Une perversion de l’Église : voici comment le pape François qualifie ce mal qu’il combat, ce cléricalisme qui affecte le fonctionnement de la curie romaine. Mgr Michel Aupetit revient sur ce défi majeur et l’articule avec le sujet de la paternité, au cœur de la vocation des prêtres. Comment alors ne pas alors confondre paternité et cléricalisme ? L’ancien archevêque de Paris nous invite à une nouvelle harmonie dans les rapports entre clercs et laïcs, hors de toute caricature.

 

Comment définir le cléricalisme ? Est-il le mal de notre siècle ou une tendance qui a toujours existé ?

Le cléricalisme consiste à s’ap­proprier la mission reçue de l’Église et à s’identifier à sa fonction. Le risque alors est de ne plus se situer dans une attitude de service, celle qui convient à un disciple du Christ. Il a toujours existé, mais désigné sous d’autres vocables.

 

Quel lien établissez-vous entre le cléricalisme et la paternité ?

Le prêtre est appelé « père » ou « M. l’abbé », ce qui revient au même. Cela fait référence à la paternité de Dieu. Dans ce livre, je montre comment la notion même de paternité humaine et divine est apparue dans nos sociétés. La paternité est tou­jours synonyme de l’autorité. Or, le danger est que cette auto­rité se transforme en pouvoir. En ce qui concerne le prêtre, il ne s’agit pas d’être père d’en­fants de 4 ans à qui il faudrait tout apprendre, d’adolescents à la recherche de leur identité, mais bien d’enfants adultes qu’il conviendra d’accompagner, d’écouter et d’encourager.

 

Dans nos sociétés occidentales, la figure du prêtre n’est plus valorisée et est devenue marginale. À quoi la sacralité du sacerdoce tient-elle ?

Il y a bien un caractère sacré conféré par l’ordination. Cela entraîne un respect relatif à l’ap­pel de Dieu auquel a répondu le prêtre par le don de sa vie pour être sacramentellement confi­guré au Christ. Le sacerdoce ministériel figure ainsi ce que tout baptisé est appelé à vivre : l’union à son Seigneur.

 

Comment les prêtres peuvent-ils, dès lors, trouver leur place sans pour autant prendre toute la place, en cédant à un besoin humain de reconnaissance ?

La question est plutôt de savoir : de qui attend-on la reconnaissance ? D es hommes ou de Dieu ? Seule la prière quotidienne et profonde de celui qui cultive l’intimité avec le Christ permet de dépasser le besoin d’exister dans le regard des autres et dans la société. Nous avons suivi Jésus, le Fils de Dieu, qui a pris l’humble condition humaine jusqu’à mourir comme un esclave. Plus nous serons configurés au Christ serviteur, plus nous trou­verons notre juste place.

 

Comment les prêtres peuvent-ils se rendre proches du peuple de Dieu sur internet en devenant des « influenceurs » de Dieu sans imposer une nouvelle forme de cléricalisme ?

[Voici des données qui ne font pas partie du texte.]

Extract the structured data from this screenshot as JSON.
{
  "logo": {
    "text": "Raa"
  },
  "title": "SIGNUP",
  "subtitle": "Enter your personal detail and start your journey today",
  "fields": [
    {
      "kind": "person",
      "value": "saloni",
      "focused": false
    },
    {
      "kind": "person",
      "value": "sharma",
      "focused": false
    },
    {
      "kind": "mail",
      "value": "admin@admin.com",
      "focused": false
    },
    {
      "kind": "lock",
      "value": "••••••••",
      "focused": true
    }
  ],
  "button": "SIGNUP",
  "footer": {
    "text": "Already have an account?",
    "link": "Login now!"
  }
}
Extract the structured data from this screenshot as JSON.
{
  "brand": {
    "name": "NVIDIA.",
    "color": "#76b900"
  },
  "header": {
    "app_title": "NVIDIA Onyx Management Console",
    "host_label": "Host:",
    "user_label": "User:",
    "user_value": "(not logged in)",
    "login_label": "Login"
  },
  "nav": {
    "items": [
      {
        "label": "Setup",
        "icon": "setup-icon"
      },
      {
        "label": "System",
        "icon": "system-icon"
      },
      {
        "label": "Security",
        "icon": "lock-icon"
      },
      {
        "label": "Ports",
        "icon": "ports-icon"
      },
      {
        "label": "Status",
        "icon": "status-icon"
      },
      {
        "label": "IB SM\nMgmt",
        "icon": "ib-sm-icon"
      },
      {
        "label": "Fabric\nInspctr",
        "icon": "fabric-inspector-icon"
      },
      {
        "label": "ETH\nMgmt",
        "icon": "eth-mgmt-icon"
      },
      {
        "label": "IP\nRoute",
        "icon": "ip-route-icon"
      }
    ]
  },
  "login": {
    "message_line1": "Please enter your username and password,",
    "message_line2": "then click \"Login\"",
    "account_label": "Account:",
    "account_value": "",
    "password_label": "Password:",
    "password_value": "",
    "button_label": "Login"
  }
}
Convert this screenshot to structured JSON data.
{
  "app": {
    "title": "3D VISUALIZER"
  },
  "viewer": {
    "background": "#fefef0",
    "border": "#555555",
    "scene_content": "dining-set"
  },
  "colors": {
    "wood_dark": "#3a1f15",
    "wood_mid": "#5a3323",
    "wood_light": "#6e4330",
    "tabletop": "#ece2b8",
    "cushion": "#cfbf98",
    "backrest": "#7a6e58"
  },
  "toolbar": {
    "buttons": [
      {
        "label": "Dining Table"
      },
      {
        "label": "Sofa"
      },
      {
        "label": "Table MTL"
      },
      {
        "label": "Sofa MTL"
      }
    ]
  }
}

Pour cela, il ne s’agit pas d’être des « influenceurs », mais des missionnaires avant tout. Le risque, quand on dit influencer, c’est de se fixer sur le chiffre, de compter le nombre de « likes » et de clics sur les réseaux sociaux. La paternité du prêtre s’adresse au cœur des fidèles et s’ac­complit essentiellement dans la relation interpersonnelle. L’ivresse du nombre est une illusion qui peut nous donner une fausse importance, celle de qui veut prendre la place de celui que nous sommes chargés d’annoncer : notre Seigneur Jésus Christ.

 

Pour retrouver le juste sens de la paternité, pensez- vous que la présence des femmes devrait s’affirmer encore plus au sein des instances de décision et de gouvernement dans l’Église ?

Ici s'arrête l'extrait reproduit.